Il convient tout d’abord de constater que le bail a pris fin entre les parties à la date du 17 avril 2024 et que de ce fait, les demandes d’acquisition de la clause résolutoire, de résiliation, d’expulsion et d’indemnité d’occupation sont désormais sans objet.
I. Sur la demande de condamnation au paiement de l’arriéré de loyers et charges :
En application de l’article 7 de la loi n° 89-462 du 6 juillet 1989, le locataire est obligé de payer le loyer et les charges récupérables aux termes convenus.
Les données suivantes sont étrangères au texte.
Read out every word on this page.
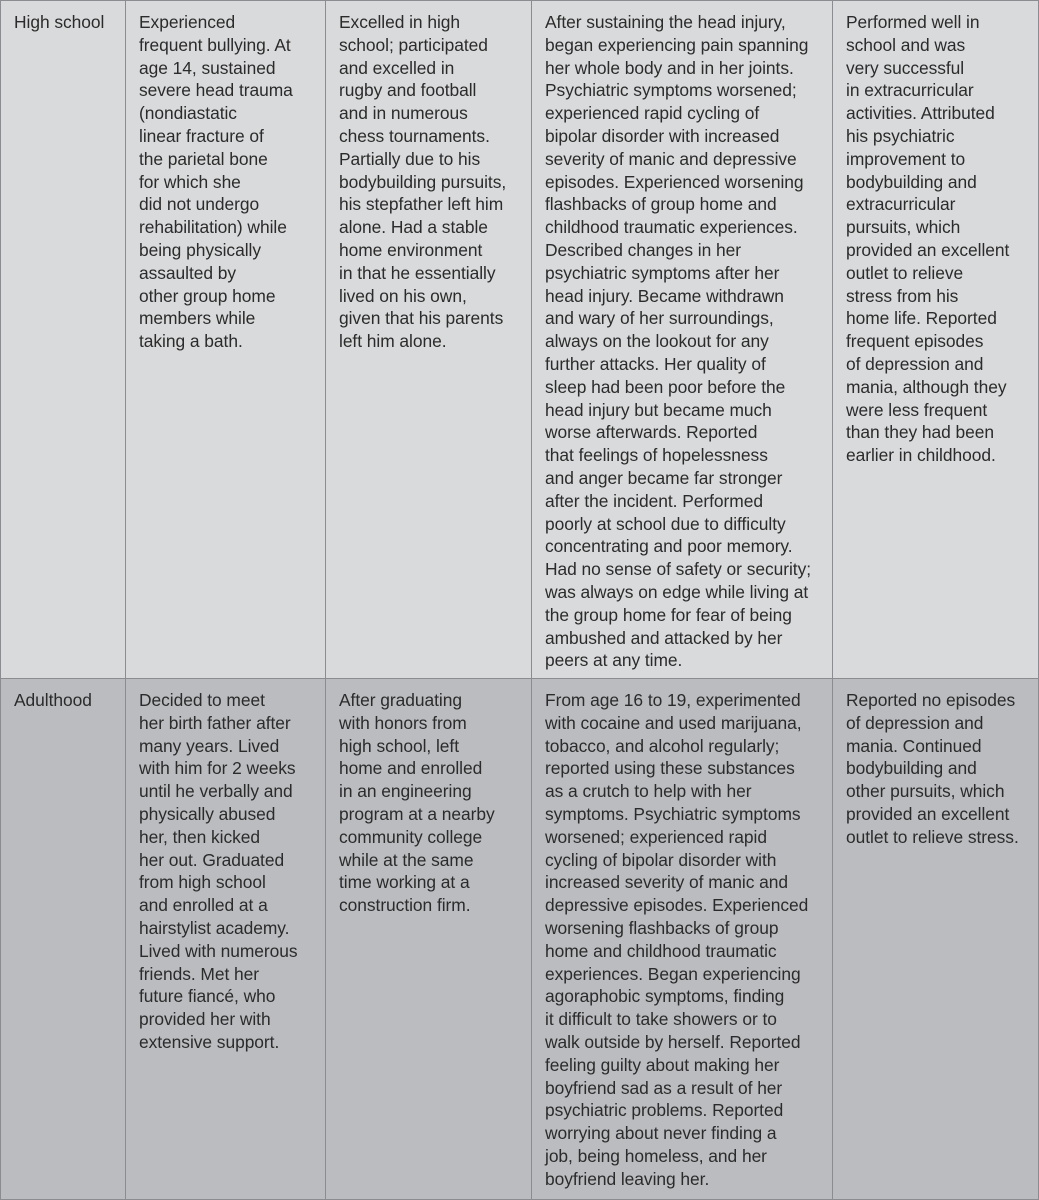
High school	Experienced
frequent bullying. At
age 14, sustained
severe head trauma
(nondiastatic
linear fracture of
the parietal bone
for which she
did not undergo
rehabilitation) while
being physically
assaulted by
other group home
members while
taking a bath.
Excelled in high
school; participated
and excelled in
rugby and football
and in numerous
chess tournaments.
Partially due to his
bodybuilding pursuits,
his stepfather left him
alone. Had a stable
home environment
in that he essentially
lived on his own,
given that his parents
left him alone.
After sustaining the head injury,
began experiencing pain spanning
her whole body and in her joints.
Psychiatric symptoms worsened;
experienced rapid cycling of
bipolar disorder with increased
severity of manic and depressive
episodes. Experienced worsening
flashbacks of group home and
childhood traumatic experiences.
Described changes in her
psychiatric symptoms after her
head injury. Became withdrawn
and wary of her surroundings,
always on the lookout for any
further attacks. Her quality of
sleep had been poor before the
head injury but became much
worse afterwards. Reported
that feelings of hopelessness
and anger became far stronger
after the incident. Performed
poorly at school due to difficulty
concentrating and poor memory.
Had no sense of safety or security;
was always on edge while living at
the group home for fear of being
ambushed and attacked by her
peers at any time.
Performed well in
school and was
very successful
in extracurricular
activities. Attributed
his psychiatric
improvement to
bodybuilding and
extracurricular
pursuits, which
provided an excellent
outlet to relieve
stress from his
home life. Reported
frequent episodes
of depression and
mania, although they
were less frequent
than they had been
earlier in childhood.
Adulthood	Decided to meet
her birth father after
many years. Lived
with him for 2 weeks
until he verbally and
physically abused
her, then kicked
her out. Graduated
from high school
and enrolled at a
hairstylist academy.
Lived with numerous
friends. Met her
future fiancé, who
provided her with
extensive support.
After graduating
with honors from
high school, left
home and enrolled
in an engineering
program at a nearby
community college
while at the same
time working at a
construction firm.
From age 16 to 19, experimented
with cocaine and used marijuana,
tobacco, and alcohol regularly;
reported using these substances
as a crutch to help with her
symptoms. Psychiatric symptoms
worsened; experienced rapid
cycling of bipolar disorder with
increased severity of manic and
depressive episodes. Experienced
worsening flashbacks of group
home and childhood traumatic
experiences. Began experiencing
agoraphobic symptoms, finding
it difficult to take showers or to
walk outside by herself. Reported
feeling guilty about making her
boyfriend sad as a result of her
psychiatric problems. Reported
worrying about never finding a
job, being homeless, and her
boyfriend leaving her.
Reported no episodes
of depression and
mania. Continued
bodybuilding and
other pursuits, which
provided an excellent
outlet to relieve stress.
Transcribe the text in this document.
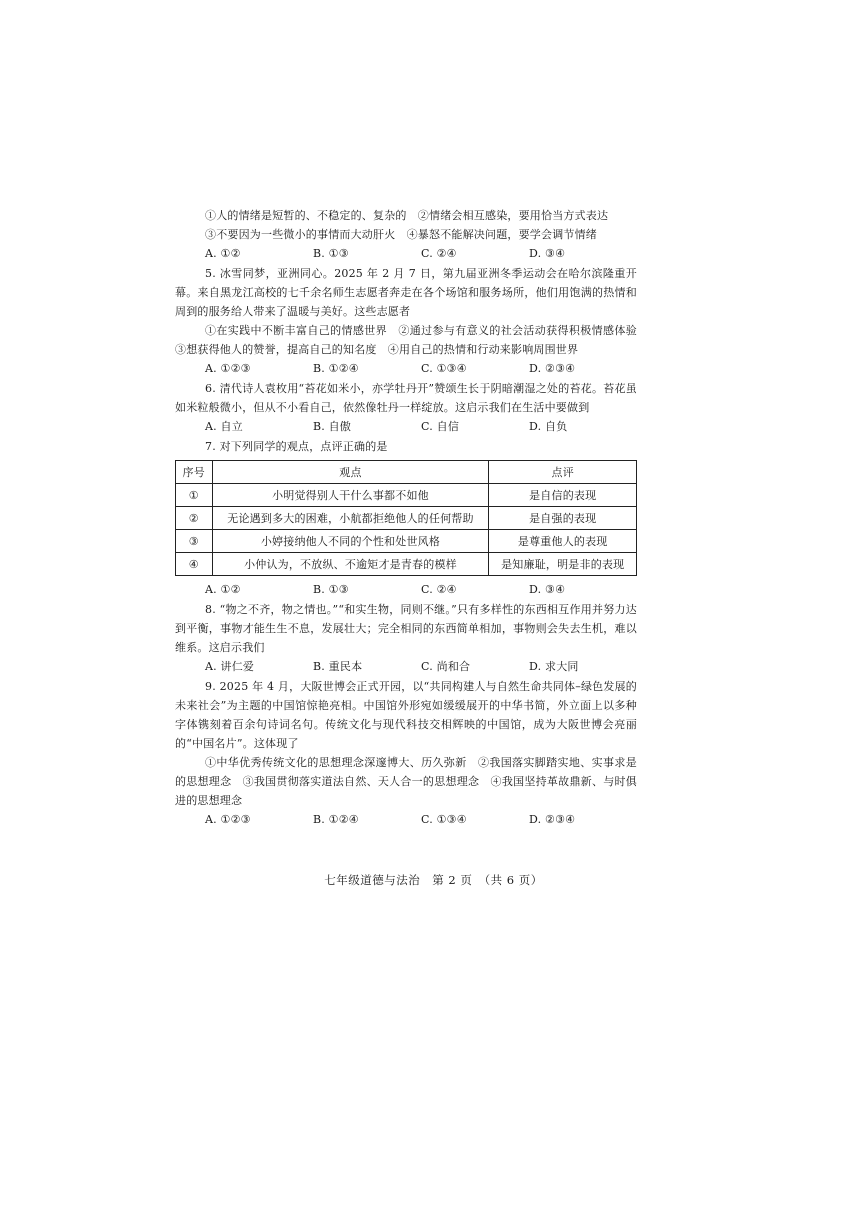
①人的情绪是短暂的、不稳定的、复杂的　②情绪会相互感染，要用恰当方式表达
③不要因为一些微小的事情而大动肝火　④暴怒不能解决问题，要学会调节情绪
A. ①②	B. ①③	C. ②④	D. ③④
5. 冰雪同梦，亚洲同心。2025 年 2 月 7 日，第九届亚洲冬季运动会在哈尔滨隆重开幕。来自黑龙江高校的七千余名师生志愿者奔走在各个场馆和服务场所，他们用饱满的热情和周到的服务给人带来了温暖与美好。这些志愿者
①在实践中不断丰富自己的情感世界　②通过参与有意义的社会活动获得积极情感体验　③想获得他人的赞誉，提高自己的知名度　④用自己的热情和行动来影响周围世界
A. ①②③	B. ①②④	C. ①③④	D. ②③④
6. 清代诗人袁枚用“苔花如米小，亦学牡丹开”赞颂生长于阴暗潮湿之处的苔花。苔花虽如米粒般微小，但从不小看自己，依然像牡丹一样绽放。这启示我们在生活中要做到
A. 自立	B. 自傲	C. 自信	D. 自负
7. 对下列同学的观点，点评正确的是
序号	观点	点评
①	小明觉得别人干什么事都不如他	是自信的表现
②	无论遇到多大的困难，小航都拒绝他人的任何帮助	是自强的表现
③	小婷接纳他人不同的个性和处世风格	是尊重他人的表现
④	小仲认为，不放纵、不逾矩才是青春的模样	是知廉耻，明是非的表现
A. ①②	B. ①③	C. ②④	D. ③④
8. “物之不齐，物之情也。”“和实生物，同则不继。”只有多样性的东西相互作用并努力达到平衡，事物才能生生不息，发展壮大；完全相同的东西简单相加，事物则会失去生机，难以维系。这启示我们
A. 讲仁爱	B. 重民本	C. 尚和合	D. 求大同
9. 2025 年 4 月，大阪世博会正式开园，以“共同构建人与自然生命共同体–绿色发展的未来社会”为主题的中国馆惊艳亮相。中国馆外形宛如缓缓展开的中华书简，外立面上以多种字体镌刻着百余句诗词名句。传统文化与现代科技交相辉映的中国馆，成为大阪世博会亮丽的“中国名片”。这体现了
①中华优秀传统文化的思想理念深邃博大、历久弥新　②我国落实脚踏实地、实事求是的思想理念　③我国贯彻落实道法自然、天人合一的思想理念　④我国坚持革故鼎新、与时俱进的思想理念
A. ①②③	B. ①②④	C. ①③④	D. ②③④
七年级道德与法治　第 2 页　（共 6 页）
Outre le contrat de bail, le bailleur a versé aux débats un décompte en date du 15 mai 2024, évaluant la dette locative à la somme de 2.026 euros.
Toutefois, ce décompte comprend la mensualité du mois de mai 2024 et il apparaît que le locataire a quitté les lieux le 17 avril 2024. En conséquence, il y aura lieu de retrancher la somme de 365 euros correspondant à la mensualité du mois de mai, non-dûe par Monsieur [B].
Aussi, il y aura lieu d’effectuer un prorata du mois d’avril, Monsieur [B] ayant quitté les lieux le 17 avril 2024, celui-ci ne peut pas être redevable de l’intégralité de la mensualité du mois d’avril. En conséquence, Monsieur [B] sera redevable de la somme de 206,83 euros au titre du mois d’avril 2024.
Les décomptes des 15 novembre 2024 et 5 mai 2025 ne seront pas pris en compte en ce qu’ils comptabilisent des loyers dus postérieurement à la date de sortie des lieux du locataire, le procès verbal du 23 avril 2024 réalisé par les policiers mettant en évidence que les lieux loués ont été quittés le 17 avril 2024 et que la SARL KALAMO a pu en reprendre possession, la porte étant laissée ouverte et ayant constaté des dégradations.
En outre, il y aura lieu d’ajouter à cette dette, la somme de 201 euros correspondant au solde restant dû du dépôt de garantie.
En conséquence, la dette locative s’élève à la somme de 1.502,83 euros au 15 mai 2024.
Absent à l’audience, Monsieur [B] ne conteste, par définition, ni le principe de cette dette, ni son montant.
A l’analyse, Monsieur [S] [B] sera, en conséquence, condamné à verser à la SARL KALAMO la somme de 1.502,83 euros dont il demeure redevable au titre des loyers et charges arriérés restés impayés suite à son départ des lieux le 17 avril 2024, ladite somme étant assortie des intérêts calculés au taux légal à compter de la signification de la présente décision.
II. Sur les demandes accessoires :
Monsieur [S] [B], partie perdante, supportera la charge des entiers dépens.
Par ailleurs, Monsieur [S] [B] sera condamné au paiement de la somme de 500 euros au titre de l’article 700 du Code de procédure civile.
L’ordonnance est de plein droit assortie de l’exécution provisoire, au vu de la date de l’assignation.
PAR CES MOTIFS
Le juge, statuant en référé, publiquement par ordonnance réputée contradictoire rendue en premier ressort, et par mise à disposition au greffe,
CONSTATONS que le bail signé entre la SARL KALAMO et Monsieur [S] [B] relatif au bien sis [Adresse 4] a pris fin le 17 avril 2024 et que les demandes d’acquisition de la clause résolutoire, de résiliation, d’expulsion et d’indemnité d’occupation sont désormais sans objet ;
CONDAMNONS Monsieur [S] [B] à verser à la SARL KALAMO, en la personne de son représentant légal, la somme provisionnelle de 1.502,83 € correspondant aux loyers et charges (décompte définitif arrêté au 17 avril 2024), assortie des intérêts au taux légal calculés à compter de la signification de la présente décision ;
CONDAMNONS Monsieur [S] [B] à verser à la SARL KALAMO, la somme de 500,00 € au titre de l’article 700 du Code de procédure civile ;
REJETONS toutes les autres demandes ;
CONDAMNONS Monsieur [S] [B] aux entiers dépens de la présente instance.
Ainsi jugé et prononcé par mise à disposition de l’ordonnance au greffe du tribunal judiciaire, le 17 juillet 2025, la minute étant signée par M. MARTINEAU, Juge des contentieux de la Protection, et par A. HOUDIN, greffière.